ENCINITAS — Local residents gathered at Caltrans’ first public hearing on July 27 to comment on the Draft Environmental Impact Report addressing expansion in the I-5 corridor.
More than 100 people attended the event at the Encinitas Senior Center to learn more about the proposed project, which covers 27 miles from La Jolla to Oceanside. Four alternatives and one “no build” option are up for consideration to be used as the final plan.
The alternatives consistently include four “managed lanes” in the middle of I-5 to be used for carpools, rapid transit and as a toll road for single commuters willing to pay, said Caltrans’ I-5 Corridor Director Allan Kosup.
However, the plans vary between using painted double-line buffers or concrete barriers to separate the managed lanes from the rest. Whether to add another “general purpose” lane to each side is also up for consideration.
“We either add four lanes or six lanes, with the four always being the managed,” Kosup said. “If you’ve driven I-15, it’s that same idea.”
Calrans’ plans also include community enhancement projects, more accessible bike/pedestrian lanes and plans to improve air and water quality in the surrounding areas.
The information was presented in an informal open house style, with a number of poster boards detailing each part of the project stationed around the room. Representatives from Caltrans, SANDAG and other agencies were available to answer any questions.
Residents were encouraged to provide feedback on the proposed alternatives, either in writing or with an available court reporter. Those that did focused on several main themes, including noise, congestion and public transportation.

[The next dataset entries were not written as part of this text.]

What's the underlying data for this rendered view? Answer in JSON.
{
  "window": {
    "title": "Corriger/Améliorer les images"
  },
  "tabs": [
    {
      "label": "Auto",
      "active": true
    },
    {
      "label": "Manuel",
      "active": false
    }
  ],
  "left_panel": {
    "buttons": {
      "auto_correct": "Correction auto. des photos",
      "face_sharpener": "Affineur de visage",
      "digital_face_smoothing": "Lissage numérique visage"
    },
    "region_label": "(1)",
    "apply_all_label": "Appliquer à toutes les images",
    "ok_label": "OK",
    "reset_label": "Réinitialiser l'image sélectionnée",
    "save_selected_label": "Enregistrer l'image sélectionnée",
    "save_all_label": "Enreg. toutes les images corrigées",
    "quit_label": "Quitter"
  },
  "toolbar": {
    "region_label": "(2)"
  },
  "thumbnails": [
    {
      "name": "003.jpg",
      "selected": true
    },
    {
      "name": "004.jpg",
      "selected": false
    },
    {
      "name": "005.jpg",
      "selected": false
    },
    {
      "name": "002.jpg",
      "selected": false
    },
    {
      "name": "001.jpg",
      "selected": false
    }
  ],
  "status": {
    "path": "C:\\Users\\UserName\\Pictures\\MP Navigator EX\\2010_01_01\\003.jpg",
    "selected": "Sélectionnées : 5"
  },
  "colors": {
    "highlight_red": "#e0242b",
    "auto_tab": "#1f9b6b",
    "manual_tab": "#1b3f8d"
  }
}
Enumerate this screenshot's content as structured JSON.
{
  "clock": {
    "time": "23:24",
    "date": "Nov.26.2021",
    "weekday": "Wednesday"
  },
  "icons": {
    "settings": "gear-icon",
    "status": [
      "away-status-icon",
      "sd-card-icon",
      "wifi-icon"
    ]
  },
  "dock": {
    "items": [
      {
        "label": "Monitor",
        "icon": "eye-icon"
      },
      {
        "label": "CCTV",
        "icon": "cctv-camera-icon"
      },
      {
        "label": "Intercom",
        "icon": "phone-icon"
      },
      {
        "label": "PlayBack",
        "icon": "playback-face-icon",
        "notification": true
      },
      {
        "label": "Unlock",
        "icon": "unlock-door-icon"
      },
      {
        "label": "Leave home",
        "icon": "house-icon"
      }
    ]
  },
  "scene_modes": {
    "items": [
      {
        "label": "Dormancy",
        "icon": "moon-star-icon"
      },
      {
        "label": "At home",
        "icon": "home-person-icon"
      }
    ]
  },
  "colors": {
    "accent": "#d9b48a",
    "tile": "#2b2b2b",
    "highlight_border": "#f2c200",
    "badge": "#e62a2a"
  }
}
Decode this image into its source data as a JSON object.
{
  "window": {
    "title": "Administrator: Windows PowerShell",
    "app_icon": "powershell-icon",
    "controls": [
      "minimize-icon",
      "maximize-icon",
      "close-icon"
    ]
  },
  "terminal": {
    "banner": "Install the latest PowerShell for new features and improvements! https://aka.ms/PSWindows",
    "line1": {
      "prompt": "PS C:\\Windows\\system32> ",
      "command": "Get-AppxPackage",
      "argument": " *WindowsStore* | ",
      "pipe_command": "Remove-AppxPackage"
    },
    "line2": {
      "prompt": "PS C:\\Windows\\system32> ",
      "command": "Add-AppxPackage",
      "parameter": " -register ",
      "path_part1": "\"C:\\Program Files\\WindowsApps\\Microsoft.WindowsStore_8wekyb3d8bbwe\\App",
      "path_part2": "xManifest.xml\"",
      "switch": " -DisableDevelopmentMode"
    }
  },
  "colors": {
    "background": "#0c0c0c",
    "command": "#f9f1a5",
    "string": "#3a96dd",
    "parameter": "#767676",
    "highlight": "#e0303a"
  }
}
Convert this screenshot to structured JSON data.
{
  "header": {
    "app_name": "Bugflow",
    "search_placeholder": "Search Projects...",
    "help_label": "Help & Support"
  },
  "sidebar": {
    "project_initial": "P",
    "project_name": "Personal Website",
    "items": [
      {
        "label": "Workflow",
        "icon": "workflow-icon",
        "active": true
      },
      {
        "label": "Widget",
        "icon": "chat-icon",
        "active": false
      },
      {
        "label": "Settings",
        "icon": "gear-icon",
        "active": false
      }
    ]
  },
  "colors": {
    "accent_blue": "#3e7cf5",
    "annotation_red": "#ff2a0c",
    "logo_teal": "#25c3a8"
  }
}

Vista resident George Crissman noted that adding four extra lanes would be most beneficial if they were available for general use. By limiting the lanes to carpools and rapid transit, or by adding tolls, it would negatively impact the majority of commuters.
“Traffic is really bad and it would be nice if it wasn’t there, but we can’t make it go away — we have to accommodate it,” Crissman said. “By eliminating congestion, we can significantly reduce emissions.”
Longtime Encinitas resident Joan Marchese remembers when I-5 was just a two-lane road. She suggested that Caltrans consider a monorail system over the highway that could address the predicted increase in traffic without adding at least four new lanes.
“We’re going to have more and more people here and there’s going to be more problems,” she said. “If they continue adding lanes, it’s not going to stop.”
Caltrans’ public comment period for the project will remain open through October. Additional meetings will be held in Carlsbad, Oceanside, Solana Beach and San Diego in the coming weeks.
“We’re trying to figure out what will work for the next 40 years,” Kosup said. “We’re going to work with everyone to ultimately select the preferred alternative.”